Bank of England interest rate vote this week 'a foregone conclusion' despite Iran war cost of living hike
Economists think the Bank of England will look beyond a recent spike in inflation caused by soaring fuel prices when it votes on whether to change its base rate this Thursday
The Bank of England is expected to keep interest rates on hold this week – despite a feared jump in living costs due to the Iran war.
Economists say the Bank’s Monetary Policy Committee is likely to keep its base rate at 3.75% in a vote on Thursday. Some of its nine members may vote for a hike to 4% while others think there will be calls for cuts.
Before the Iran war erupted at the end of February, most expectations were the MPC would be focused on a series of cuts this year. But given an energy shock and early signs of higher inflation – up from 3% to 3.3% last month – those plans look to have been kicked into the long grass. A base rate freeze will be welcomed by mortgage borrowers who would be impacted directly or indirectly.
Thomas Pugh, chief economist at audit, tax and consulting firm RSM UK, said: “Signs that the economy is holding up, while inflation is accelerating, makes it more likely that the Bank of England will raise interest rates later this year.”
The Bank of England’s last rate vote came just 19 days after the US-Israel war with Iran erupted.
READ MORE: Iran war could blow a £30BILLION hole in the UK government borrowing plansREAD MORE: Savers given ‘higher for longer’ boost – but there’s ‘£1,700’ alert
Sandra Horsfield, economist at investment bank Investec, said: “Whereas military strikes were still underway during the MPC’s last policy discussion, the upcoming meeting looks to be held while the US’s indefinite ceasefire is in place. However, the repercussions of the conflict are still keenly felt and uncertainty about how the situation could evolve also remains high, which will be key points the MPC will have to consider. We expect the MPC to keep the Bank rate on hold at 3.75% this time, as it did at the March meeting.”
Research firm Pantheon Macroeconomics thinks all nine MPC members will vote to keep the base rate at 3.75% – calling decision “a foregone conclusion” – but with a chance that one or two members might back a cut.

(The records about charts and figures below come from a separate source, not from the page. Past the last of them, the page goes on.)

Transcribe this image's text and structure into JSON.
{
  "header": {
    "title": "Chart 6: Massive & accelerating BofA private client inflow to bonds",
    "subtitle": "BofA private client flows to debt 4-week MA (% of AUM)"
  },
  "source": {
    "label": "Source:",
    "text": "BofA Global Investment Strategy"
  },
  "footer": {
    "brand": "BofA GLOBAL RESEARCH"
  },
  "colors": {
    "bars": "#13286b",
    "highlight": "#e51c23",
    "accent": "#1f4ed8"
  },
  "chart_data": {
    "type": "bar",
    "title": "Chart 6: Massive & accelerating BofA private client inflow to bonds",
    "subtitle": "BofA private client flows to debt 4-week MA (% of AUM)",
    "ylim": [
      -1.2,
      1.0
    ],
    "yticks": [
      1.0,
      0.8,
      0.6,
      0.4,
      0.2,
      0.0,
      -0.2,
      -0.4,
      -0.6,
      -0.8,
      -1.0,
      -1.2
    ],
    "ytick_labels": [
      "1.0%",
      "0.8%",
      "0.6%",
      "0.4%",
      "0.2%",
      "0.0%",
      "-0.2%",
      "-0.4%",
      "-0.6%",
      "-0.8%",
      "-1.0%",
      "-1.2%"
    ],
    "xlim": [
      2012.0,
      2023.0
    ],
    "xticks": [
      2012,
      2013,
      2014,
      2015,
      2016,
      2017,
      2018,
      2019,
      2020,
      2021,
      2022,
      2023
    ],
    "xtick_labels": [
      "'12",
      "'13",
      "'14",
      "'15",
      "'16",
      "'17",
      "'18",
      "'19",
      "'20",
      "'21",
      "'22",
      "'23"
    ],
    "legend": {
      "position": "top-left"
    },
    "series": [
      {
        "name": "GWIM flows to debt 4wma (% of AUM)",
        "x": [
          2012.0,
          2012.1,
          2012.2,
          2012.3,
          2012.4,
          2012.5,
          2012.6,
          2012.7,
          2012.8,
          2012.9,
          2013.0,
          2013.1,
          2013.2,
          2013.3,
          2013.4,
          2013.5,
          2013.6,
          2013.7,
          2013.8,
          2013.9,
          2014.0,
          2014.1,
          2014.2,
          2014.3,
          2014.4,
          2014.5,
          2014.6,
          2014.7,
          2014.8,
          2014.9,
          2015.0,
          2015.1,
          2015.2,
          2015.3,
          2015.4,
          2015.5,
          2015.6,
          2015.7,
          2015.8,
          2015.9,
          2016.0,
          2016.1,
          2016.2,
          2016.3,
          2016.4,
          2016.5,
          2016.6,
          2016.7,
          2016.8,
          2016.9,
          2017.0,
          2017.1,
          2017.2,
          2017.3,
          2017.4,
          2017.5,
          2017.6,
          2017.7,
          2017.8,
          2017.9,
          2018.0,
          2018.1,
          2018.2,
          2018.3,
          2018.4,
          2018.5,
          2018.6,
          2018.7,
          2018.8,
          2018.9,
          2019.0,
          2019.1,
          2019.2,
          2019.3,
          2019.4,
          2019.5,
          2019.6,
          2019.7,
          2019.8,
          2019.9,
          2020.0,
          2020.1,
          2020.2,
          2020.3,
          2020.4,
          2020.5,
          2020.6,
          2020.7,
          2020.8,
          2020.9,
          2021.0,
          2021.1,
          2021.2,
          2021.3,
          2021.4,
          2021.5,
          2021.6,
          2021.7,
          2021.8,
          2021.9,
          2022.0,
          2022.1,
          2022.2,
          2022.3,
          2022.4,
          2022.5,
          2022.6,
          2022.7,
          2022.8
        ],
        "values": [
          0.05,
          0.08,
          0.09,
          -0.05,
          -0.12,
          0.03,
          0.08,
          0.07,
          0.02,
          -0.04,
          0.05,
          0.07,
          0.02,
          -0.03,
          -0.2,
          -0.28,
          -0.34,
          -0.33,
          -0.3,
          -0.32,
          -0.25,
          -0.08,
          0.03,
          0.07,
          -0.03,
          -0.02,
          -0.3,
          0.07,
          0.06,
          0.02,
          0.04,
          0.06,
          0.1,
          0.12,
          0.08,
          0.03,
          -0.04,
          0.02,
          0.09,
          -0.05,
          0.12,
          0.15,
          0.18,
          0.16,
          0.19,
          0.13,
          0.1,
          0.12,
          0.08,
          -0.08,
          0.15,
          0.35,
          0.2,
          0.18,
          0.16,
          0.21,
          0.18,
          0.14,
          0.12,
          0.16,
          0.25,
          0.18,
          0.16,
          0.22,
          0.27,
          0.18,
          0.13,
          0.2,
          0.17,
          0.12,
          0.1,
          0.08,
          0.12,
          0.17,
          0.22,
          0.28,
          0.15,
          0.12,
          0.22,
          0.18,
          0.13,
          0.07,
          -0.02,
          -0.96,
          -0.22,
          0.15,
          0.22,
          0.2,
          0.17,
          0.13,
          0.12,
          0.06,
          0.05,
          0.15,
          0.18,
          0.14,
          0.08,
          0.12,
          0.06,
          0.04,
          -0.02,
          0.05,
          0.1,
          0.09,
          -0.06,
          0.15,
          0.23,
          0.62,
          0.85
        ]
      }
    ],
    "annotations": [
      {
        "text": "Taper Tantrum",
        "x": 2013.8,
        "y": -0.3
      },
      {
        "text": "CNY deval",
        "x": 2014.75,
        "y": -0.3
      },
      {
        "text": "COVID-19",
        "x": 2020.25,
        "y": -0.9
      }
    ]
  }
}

Financial markets still there is a 10% chance the MPC will up rates this month.
Caitlyn Eastell, personal finance analyst at Moneyfactscompare.co.uk, said no rate hike could actually be good for savers.
“A 3.75% hold could be positive news for savers, as the ‘higher for longer’ stance could elevate savings rates and reward them with better returns on their cash,” she said. “Now could be an ideal time to review old accounts, loyalty often comes at a significant cost. When shopping around for their next deal, savers need to decide whether they want the flexibility of easy access or the certainty of fixed rates.”